According to the GamesNET site, he is fighting along side of the GamesNET Board.

"The GamesNET Board of Directors, including the six defendants and GamesNET's co-founder Grendel, are vigorously contesting the complaint and believe it is without merit."

He is the only board member not to be listed as a defendant in the case.

Re:Three points (1)

DevilM (191311) | more than 10 years ago | (#6285358)

The small quote doesn't really let us know where he stands. I mean sure we know the suit is without merit, but James should be able to point by point invalidate much of the suit. Further, I'm sure James could provide evidence in regard to Donald's use of a certain company's resources without their consent.

Re:Three points (3, Informative)

Entrope (68843) | more than 10 years ago | (#6285554)

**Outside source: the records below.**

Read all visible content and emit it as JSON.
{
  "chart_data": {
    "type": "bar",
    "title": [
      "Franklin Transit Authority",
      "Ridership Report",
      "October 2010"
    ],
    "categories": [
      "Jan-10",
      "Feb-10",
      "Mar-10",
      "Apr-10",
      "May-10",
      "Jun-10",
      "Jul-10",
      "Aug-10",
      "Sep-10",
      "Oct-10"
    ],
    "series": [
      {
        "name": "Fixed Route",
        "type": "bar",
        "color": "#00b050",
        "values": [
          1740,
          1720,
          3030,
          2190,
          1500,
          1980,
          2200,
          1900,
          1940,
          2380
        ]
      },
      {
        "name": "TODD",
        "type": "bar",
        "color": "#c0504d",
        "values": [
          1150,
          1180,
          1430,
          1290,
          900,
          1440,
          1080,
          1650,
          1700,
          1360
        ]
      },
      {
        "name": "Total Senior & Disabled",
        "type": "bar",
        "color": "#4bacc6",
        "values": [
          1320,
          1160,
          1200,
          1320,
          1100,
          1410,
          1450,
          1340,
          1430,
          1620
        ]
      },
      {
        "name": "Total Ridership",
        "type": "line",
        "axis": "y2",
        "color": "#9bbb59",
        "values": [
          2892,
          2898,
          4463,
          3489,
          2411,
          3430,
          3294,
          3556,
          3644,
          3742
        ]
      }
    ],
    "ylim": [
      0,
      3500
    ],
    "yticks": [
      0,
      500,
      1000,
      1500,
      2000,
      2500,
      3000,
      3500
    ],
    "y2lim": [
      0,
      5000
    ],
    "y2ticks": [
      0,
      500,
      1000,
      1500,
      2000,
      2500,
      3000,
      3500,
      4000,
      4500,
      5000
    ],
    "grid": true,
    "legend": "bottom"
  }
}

James has acted in concert with the rest of the board from the time we transferred the domain to the current time. Among other things, he played a significant role in helping us locate the attorney we retained for our defense.

Throw it out as a waste of time? (1)

rhakka (224319) | more than 10 years ago | (#6285285)

he wanted to build membership up to charge membership fees?

Gamesnet isn't even the best IRC service out there, and he thought he'd be able to charge with a slew of absolutely free competitors out there?

If they get a judge or jury with a clue, they should laugh him out of court.

Re:Throw it out as a waste of time? (4, Insightful)

vekotin (535759) | more than 10 years ago | (#6285866)

Just as a clarification, even as I'm a server admin for GamesNET, my opinion is just my own personal viewpoint and doesn't reflect anything official or any other staff members' opinions.

Imo, and what seems to be a general mood as well, this is just another great show of what a justice system becomes when it works with money and money alone. Charging IRC users for using it? Get real, even ICQ or AIM aren't charging users yet and they're the ones that are perhaps closest to it.

However, as strange as it sounds, sometimes people and companies do emerge, willing to "buy out" some IRC networks. I remember this happening once way back at QuakeNet. But an IRC network is its people, its staff, and all of them are from all around the world, bringing their part to it. You can't just sell something like that as a whole. An IRC network in the top twenties is commonly supported by a huge amount of companies hosting servers and services, from USA to Australia and back.

I did once claim that there is potential for some market value in IRC networks and the network administration should not look lightly on companies willing to host servers that are usually just DDoS magnets. But this is more like having company logos available on a web based client and such.

Some ideas that just can't work right now include:
- charging IRC users for using the service. Users can just switch to the next network, plus the service has been free since its founding. Besides, no IRC network is THAT superior
- selling advertisement space based on things such as private messages spammed regularly to all users. This does have a certain idea, but it's way too easy to block out and quite irritating.

The latter might reveal a potential idea though, giving users the possibility to take part in for example surveys or perhaps having access to some stores and services via IRC might work, so long as these are things a user can voluntarily choose to do or not to do. If such services are designed carefully, they might attract users.

I suppose someone might feel that there's some potential in charging for the use of network services, but this seems a bit hazy as well. The fact is, as long as you can get equal or better service for free elsewhere, you'll rather go elsewhere than pay.

I've had the pleasure of working with many great IRC Networks over the years. It's taken time, effort and money from my pocket. Then again, having motorcycles as a hobby does pretty much the same. Most people don't do it to one day suddenly get rich, they do it because it's FUN and while at it, they learn many useful things which can be helpful with work or other hobbies.

To me, this is just simply sad and as a non-US-citizen, to me it looks like a waste of the justice system's resources.